Выбрать главу

Порой у меня действительно возникало ощущение, будто из собственных историй на меня того и гляди вывалится что-нибудь этакое, вроде еще кровоточащего фазана, граната или убитого зайца с фламандского натюрморта... Каково, к примеру, узнать, что перевод моего романа “Последний мир”, где затронута и судьба сосланного на Черное море несчастного поэта Овидия, в Румынии диктатора Чаушеску оказался под запретом: цензура усмотрела — в некотором смысле вполне оправданно — в римском императоре Августе намек на всемогущего (но в конце концов вновь возвращенного на землю расстрельной командой) великого кондукатора Чаушеску.
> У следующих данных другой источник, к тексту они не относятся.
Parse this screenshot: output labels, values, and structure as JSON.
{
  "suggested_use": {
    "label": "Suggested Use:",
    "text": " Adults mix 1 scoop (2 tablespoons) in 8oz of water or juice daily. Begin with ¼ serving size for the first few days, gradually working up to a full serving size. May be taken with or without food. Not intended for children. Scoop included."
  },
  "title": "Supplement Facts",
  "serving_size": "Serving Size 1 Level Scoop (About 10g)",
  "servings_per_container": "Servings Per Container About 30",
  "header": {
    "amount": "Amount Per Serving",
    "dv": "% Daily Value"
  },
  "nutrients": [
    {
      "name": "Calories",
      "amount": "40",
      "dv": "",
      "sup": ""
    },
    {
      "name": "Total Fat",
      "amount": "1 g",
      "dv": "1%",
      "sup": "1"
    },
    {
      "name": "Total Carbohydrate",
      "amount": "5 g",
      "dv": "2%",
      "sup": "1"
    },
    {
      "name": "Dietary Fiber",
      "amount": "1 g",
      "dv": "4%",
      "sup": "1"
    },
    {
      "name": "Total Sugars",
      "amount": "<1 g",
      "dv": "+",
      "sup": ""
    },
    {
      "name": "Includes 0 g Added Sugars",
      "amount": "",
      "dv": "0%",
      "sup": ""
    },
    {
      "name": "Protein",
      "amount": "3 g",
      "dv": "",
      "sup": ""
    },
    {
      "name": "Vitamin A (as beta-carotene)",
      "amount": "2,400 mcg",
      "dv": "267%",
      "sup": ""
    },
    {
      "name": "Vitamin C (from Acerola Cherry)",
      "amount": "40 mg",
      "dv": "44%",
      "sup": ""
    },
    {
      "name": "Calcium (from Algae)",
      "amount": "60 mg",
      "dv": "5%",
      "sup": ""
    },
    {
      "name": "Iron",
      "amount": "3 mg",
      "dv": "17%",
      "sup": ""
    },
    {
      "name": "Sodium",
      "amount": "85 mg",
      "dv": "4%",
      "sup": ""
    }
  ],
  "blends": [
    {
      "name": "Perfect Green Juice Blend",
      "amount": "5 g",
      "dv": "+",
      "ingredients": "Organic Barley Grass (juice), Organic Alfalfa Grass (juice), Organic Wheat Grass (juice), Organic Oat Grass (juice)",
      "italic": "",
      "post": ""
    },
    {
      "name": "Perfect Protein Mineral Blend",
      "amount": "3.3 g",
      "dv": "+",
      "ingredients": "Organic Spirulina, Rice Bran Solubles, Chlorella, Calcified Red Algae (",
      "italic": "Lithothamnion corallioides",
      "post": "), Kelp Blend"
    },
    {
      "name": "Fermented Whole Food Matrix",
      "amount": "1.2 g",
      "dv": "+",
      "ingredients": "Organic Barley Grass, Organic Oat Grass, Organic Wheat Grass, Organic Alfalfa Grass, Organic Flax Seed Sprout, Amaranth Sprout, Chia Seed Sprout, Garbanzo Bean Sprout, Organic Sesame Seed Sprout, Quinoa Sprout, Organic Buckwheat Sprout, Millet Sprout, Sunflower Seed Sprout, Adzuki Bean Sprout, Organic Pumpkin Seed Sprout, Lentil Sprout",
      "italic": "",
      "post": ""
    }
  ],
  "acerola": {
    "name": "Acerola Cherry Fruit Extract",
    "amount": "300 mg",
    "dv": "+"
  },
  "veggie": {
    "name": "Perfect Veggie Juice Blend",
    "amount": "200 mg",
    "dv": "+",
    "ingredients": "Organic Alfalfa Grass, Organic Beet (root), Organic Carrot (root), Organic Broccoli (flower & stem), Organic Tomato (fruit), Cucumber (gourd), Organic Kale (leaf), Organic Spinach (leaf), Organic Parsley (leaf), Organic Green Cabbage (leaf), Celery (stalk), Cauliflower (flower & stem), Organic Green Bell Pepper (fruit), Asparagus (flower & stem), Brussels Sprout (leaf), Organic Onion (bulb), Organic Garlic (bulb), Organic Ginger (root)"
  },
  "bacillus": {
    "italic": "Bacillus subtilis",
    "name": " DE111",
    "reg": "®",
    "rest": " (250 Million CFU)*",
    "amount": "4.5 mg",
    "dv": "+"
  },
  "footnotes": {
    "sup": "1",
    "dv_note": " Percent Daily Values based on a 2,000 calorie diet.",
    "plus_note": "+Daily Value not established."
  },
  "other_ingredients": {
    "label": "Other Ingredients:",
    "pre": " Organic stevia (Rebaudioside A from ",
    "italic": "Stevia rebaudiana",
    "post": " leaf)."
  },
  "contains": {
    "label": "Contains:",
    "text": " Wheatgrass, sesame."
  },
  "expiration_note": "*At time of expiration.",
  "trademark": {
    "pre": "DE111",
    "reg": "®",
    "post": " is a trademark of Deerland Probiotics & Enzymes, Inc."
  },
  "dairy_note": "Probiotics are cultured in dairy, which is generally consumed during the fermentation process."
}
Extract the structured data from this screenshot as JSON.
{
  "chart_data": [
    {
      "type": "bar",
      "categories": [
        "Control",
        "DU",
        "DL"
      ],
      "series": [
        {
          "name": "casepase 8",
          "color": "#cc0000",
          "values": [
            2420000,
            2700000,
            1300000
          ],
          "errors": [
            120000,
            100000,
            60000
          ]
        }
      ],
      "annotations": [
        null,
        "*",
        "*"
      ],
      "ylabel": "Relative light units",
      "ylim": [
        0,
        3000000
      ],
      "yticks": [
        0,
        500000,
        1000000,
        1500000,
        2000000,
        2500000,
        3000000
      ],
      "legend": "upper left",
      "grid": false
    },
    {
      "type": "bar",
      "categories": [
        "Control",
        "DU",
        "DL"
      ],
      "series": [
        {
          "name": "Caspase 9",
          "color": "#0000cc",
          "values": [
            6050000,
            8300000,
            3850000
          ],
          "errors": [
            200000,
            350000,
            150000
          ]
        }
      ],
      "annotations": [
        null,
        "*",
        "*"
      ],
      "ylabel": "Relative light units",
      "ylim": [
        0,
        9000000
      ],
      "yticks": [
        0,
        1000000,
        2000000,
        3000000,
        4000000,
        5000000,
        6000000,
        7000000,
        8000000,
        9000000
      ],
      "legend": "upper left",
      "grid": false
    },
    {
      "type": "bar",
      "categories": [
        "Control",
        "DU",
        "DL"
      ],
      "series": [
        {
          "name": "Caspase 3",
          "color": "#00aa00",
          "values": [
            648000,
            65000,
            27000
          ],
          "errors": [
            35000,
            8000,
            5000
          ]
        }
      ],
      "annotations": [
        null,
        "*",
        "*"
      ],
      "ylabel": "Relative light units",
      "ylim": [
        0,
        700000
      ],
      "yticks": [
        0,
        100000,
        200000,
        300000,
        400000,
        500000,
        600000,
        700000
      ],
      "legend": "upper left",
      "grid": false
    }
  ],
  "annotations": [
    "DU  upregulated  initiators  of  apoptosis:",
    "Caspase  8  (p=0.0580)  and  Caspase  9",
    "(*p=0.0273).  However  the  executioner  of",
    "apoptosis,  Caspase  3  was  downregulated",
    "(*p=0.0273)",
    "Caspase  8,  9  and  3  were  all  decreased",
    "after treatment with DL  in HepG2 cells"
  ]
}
Конечно, “Последний мир” не был ни историческим, ни тем более постмодернистским романом и рассказывал не о римском поэте и не о каком-то конкретном обществе, однако в числе многих метаморфоз содержал и версию стародавней истории об искусстве и власти. Среди многого другого там говорится о бессмысленном, слепом в тоталитарных системах, скажем о поспешной верноподданнической покорности, которая способна истолковать небрежный жест сонного императора как приговор — к смерти или к ссылке... Варварство, жестокость, зверство лютуют не только в пыточных камерах и на полях сражений, но прежде всего в коридорах власти, за письменными столами, в канцеляриях и конторах, где реальная или мнимая господская воля комментируется, записывается и превращается в распоряжения, параграфы и всяческие легальные предпосылки для жестокой расправы...

Инцидент с румынской цензурой, конечно, смехотворен и мелок, но тогда я испытал прямо-таки ребячливое удовлетворение от того, что хотя бы один цензор распознал в оснащенной телефонами, телетайпами и множеством куда более броских анахронизмов античности моего пропавшего в ссылке Овидия свое настоящее, свою современность. Ведь в этом “Последнем мире” речь шла вовсе не о том, чтобы просто играть анахронизмами в духе довольно-таки унылой постмодернистской произвольности, но о том, чтобы с помощью сетки временных трещинок создать безвременье, всевременье — нарративное, а не историческое пространство, — и уже из него вести рассказ, используя все средства, служащие отчетливости и убедительности.

Современность? По-моему, я всегда писал только о современности, даже когда, как в “Последнем мире”, речь шла о ссыльном античном поэте или, как в другом романе, “Болезнь Китахары”, о нищем, обреченном воспоминаниям и искуплению захолустном поселке в послевоенной Европе, которая в таком обличье никогда не существовала. Но когда живешь полукочевником и работаешь в разных местах, так или иначе встает вопрос: каковы же на самом деле актуальные политические события, ведь мы смотрим на них с очень разных точек зрения? Какие это события? Здешние? Тамошние? Происходящие в западном Корке? В Зальцкаммергуте? На лаосском берегу Меконга? В бразильском Пернамбуку?

Современность... Во время последней на сегодняшний день войны в Афганистане меня, например, куда больше, чем мировые новости и стереотипные военные сводки с множеством стереотипных же, прошедших армейскую цензуру фотографий, интересовал устроенный в Ирландии спектакль, посвященный вечно живому прошлому. В Дублине перезахоронили останки десяти борцов ИРА, казненных более восьмидесяти лет назад. Во дворе дублинской тюрьмы “Маунтджой” произвели эксгумацию, поместили останки в новые гробы, которые огромная траурная процессия — при участии президента и премьер-министра — пронесла через весь Дублин, и вновь с почестями предали земле. Конечно, в те дни ирландские газеты тоже много писали о войне в Афганистане, но на первых полосах повсюду — повсюду! — красовались десять гробов, покрытых ирландским триколором.